Sally Mann, Candy Cigarette, 1989 |
Mann is probably best known for the troubling photographs of her three young children. Mann’s girls, Jessie in particular, pose provocatively and precociously for the camera such that their young adolescent bodies take on the seduction and wisdom of promiscuous, self-assured, adult women. The handful of these photographs on display at Karsten Greve are, as always, provocative and confrontational, and yet somehow tragic. What is the world we live in where young girls already know the postures and gestures of sexual seduction well before they have reached puberty? And the fact that we know her mother is behind the camera makes the famous image of Jessie in “Candy Cigarette”, 1989, heartwrenching.
Sally Mann, The Quality of the Affection, 2006 |
However, the most extraordinary photographs on display, and those given pride of place at Karsten Greve are the most recent, those of her husband Larry, taken from the series Proud Flesh, published in 2009. The images are taken over a six year period as something like documents of the effects of muscular dystrophy on Larry's body. If the viewer did not know Larry has muscular dystrophy, it would not matter. Indeed, to see Larry’s body for the first time, unknowingly, would perhaps enhance the beauty of the images, the tenderness of their vision. We see fragments of his body, a thigh, a forearm, his back. There are no faces, no identifying features, and there is nothing beautiful about this body, these limbs suspended in light.
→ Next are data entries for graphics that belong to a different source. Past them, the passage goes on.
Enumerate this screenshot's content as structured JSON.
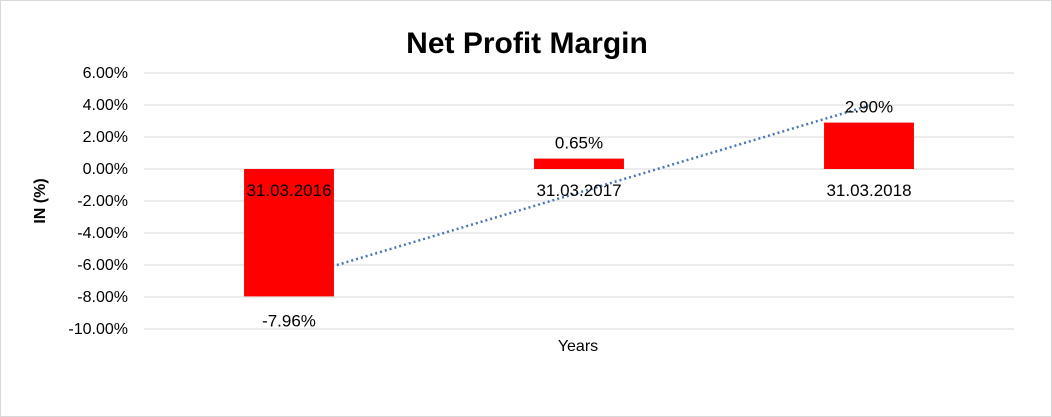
{
  "chart_data": {
    "type": "bar",
    "title": "Net Profit Margin",
    "xlabel": "Years",
    "ylabel": "IN (%)",
    "categories": [
      "31.03.2016",
      "31.03.2017",
      "31.03.2018"
    ],
    "values": [
      -7.96,
      0.65,
      2.9
    ],
    "data_labels": [
      "-7.96%",
      "0.65%",
      "2.90%"
    ],
    "ylim": [
      -10,
      6
    ],
    "yticks": [
      6,
      4,
      2,
      0,
      -2,
      -4,
      -6,
      -8,
      -10
    ],
    "ytick_labels": [
      "6.00%",
      "4.00%",
      "2.00%",
      "0.00%",
      "-2.00%",
      "-4.00%",
      "-6.00%",
      "-8.00%",
      "-10.00%"
    ],
    "grid": true,
    "legend": "none",
    "trendline": {
      "type": "linear",
      "style": "dotted"
    },
    "colors": {
      "bar": "#ff0000",
      "grid": "#d9d9d9",
      "trendline": "#4a77b4",
      "frame": "#d9d9d9"
    }
  }
}
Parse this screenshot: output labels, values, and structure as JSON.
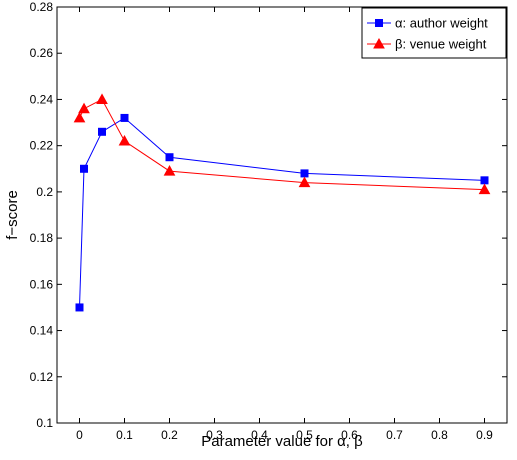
{
  "chart_data": {
    "type": "line",
    "title": "",
    "xlabel": "Parameter value for α, β",
    "ylabel": "f−score",
    "xlim": [
      -0.05,
      0.95
    ],
    "ylim": [
      0.1,
      0.28
    ],
    "xticks": [
      0,
      0.1,
      0.2,
      0.3,
      0.4,
      0.5,
      0.6,
      0.7,
      0.8,
      0.9
    ],
    "xtick_labels": [
      "0",
      "0.1",
      "0.2",
      "0.3",
      "0.4",
      "0.5",
      "0.6",
      "0.7",
      "0.8",
      "0.9"
    ],
    "yticks": [
      0.1,
      0.12,
      0.14,
      0.16,
      0.18,
      0.2,
      0.22,
      0.24,
      0.26,
      0.28
    ],
    "ytick_labels": [
      "0.1",
      "0.12",
      "0.14",
      "0.16",
      "0.18",
      "0.2",
      "0.22",
      "0.24",
      "0.26",
      "0.28"
    ],
    "grid": false,
    "legend_position": "top-right",
    "series": [
      {
        "name": "α: author weight",
        "color": "#0000ff",
        "marker": "square",
        "points": [
          {
            "x": 0,
            "y": 0.15
          },
          {
            "x": 0.01,
            "y": 0.21
          },
          {
            "x": 0.05,
            "y": 0.226
          },
          {
            "x": 0.1,
            "y": 0.232
          },
          {
            "x": 0.2,
            "y": 0.215
          },
          {
            "x": 0.5,
            "y": 0.208
          },
          {
            "x": 0.9,
            "y": 0.205
          }
        ]
      },
      {
        "name": "β: venue weight",
        "color": "#ff0000",
        "marker": "triangle",
        "points": [
          {
            "x": 0,
            "y": 0.232
          },
          {
            "x": 0.01,
            "y": 0.236
          },
          {
            "x": 0.05,
            "y": 0.24
          },
          {
            "x": 0.1,
            "y": 0.222
          },
          {
            "x": 0.2,
            "y": 0.209
          },
          {
            "x": 0.5,
            "y": 0.204
          },
          {
            "x": 0.9,
            "y": 0.201
          }
        ]
      }
    ]
  }
}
And yet, Mann’s camera, her processing techniques, her eye, offer a vision of a body so loved, so powerful, appearing here with an intimacy that I would have thought impossible to translate into a photograph.
Sally Mann, Somnabulist, 2009 |
There is also something about the images that makes them like x-ray photographs, giving them a scientificity, a matter-of-factness. Look, it’s a leg, skin and bones, held to the light, become transparent.
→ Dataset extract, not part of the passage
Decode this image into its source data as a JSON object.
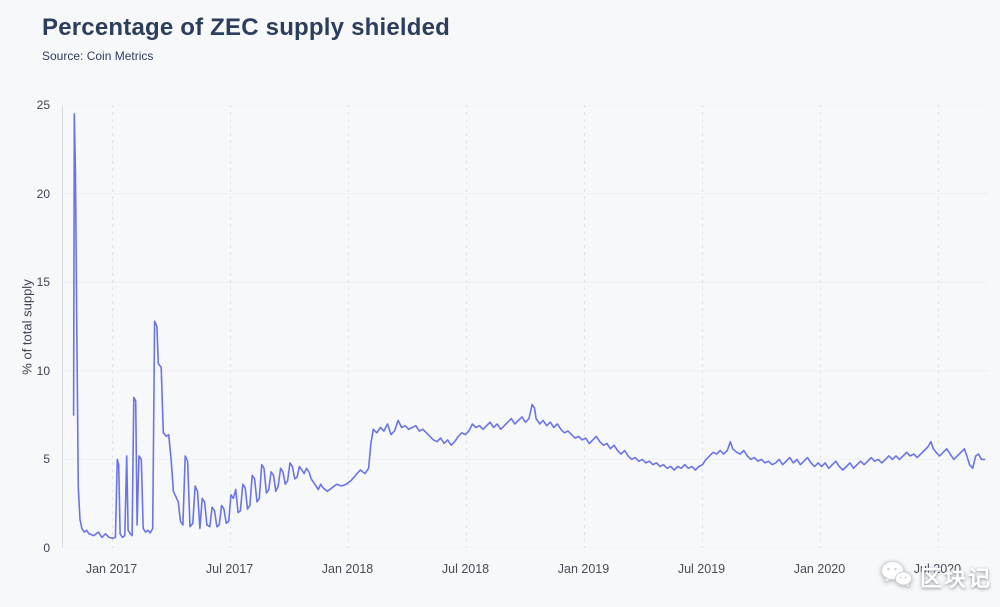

And yet, they are much more, because of the way the limb is placed, the gentle caress of the light across the veins and hairs on a body whose muscles are wasting, each one in its place, with its own individual meaning. That intensity and intimacy is heartbreaking, because of the love that enables each hair to appear in the first place. The love, sadness, anger across the passing of time is also in the vulnerability of a man, exposed. For a man — not a woman — to be photographed naked, his body in a state of deterioration, he has to trust the person taking that photograph. His vulnerability is laid bare by Mann, especially, but not only, when his genitals are the focal point of the image, sagging.
Sally Mann, Deep South, #1, 1998 |
Lastly, a brief word about the landscapes in the Deep South series also on display at Karsten Greve. Like siblings to Proud Flesh, these images show the wreckage of a Holocaust of a different kind, on a landscape not so far removed from that of the human body with a wasting disease: the American Civil War. In Mann's photographs, this is a world where trees cry, where they are wounded, cut, stabbed, where nothing has survived the violence and the anger. These beautiful trees have been left longing, knowingly, as if yearning for a time before they were ravaged by the inhumanity of war. Again these images capture memory and time passing on the surface of the tree, the surface of the image. And like those in Proud Flesh, the light and the photographic process lovingly caress their wounds and the incisions of time and age. And yet, like Larry's body, they are not stagnant or dead, even if they might be on the way to death. I would not be surprised to see a monster appear out of the mist – there is something in the unpredictability of Mann's photographic method that makes these images like a volcano threatening to erupt. Even though Mann's work is always recognized for its discourse on death and destruction, as we see from these photographs, it is just as much about the unknown, the possibility that is always on the horizon of a photographed world made uncertain by a turmoil not yet begun.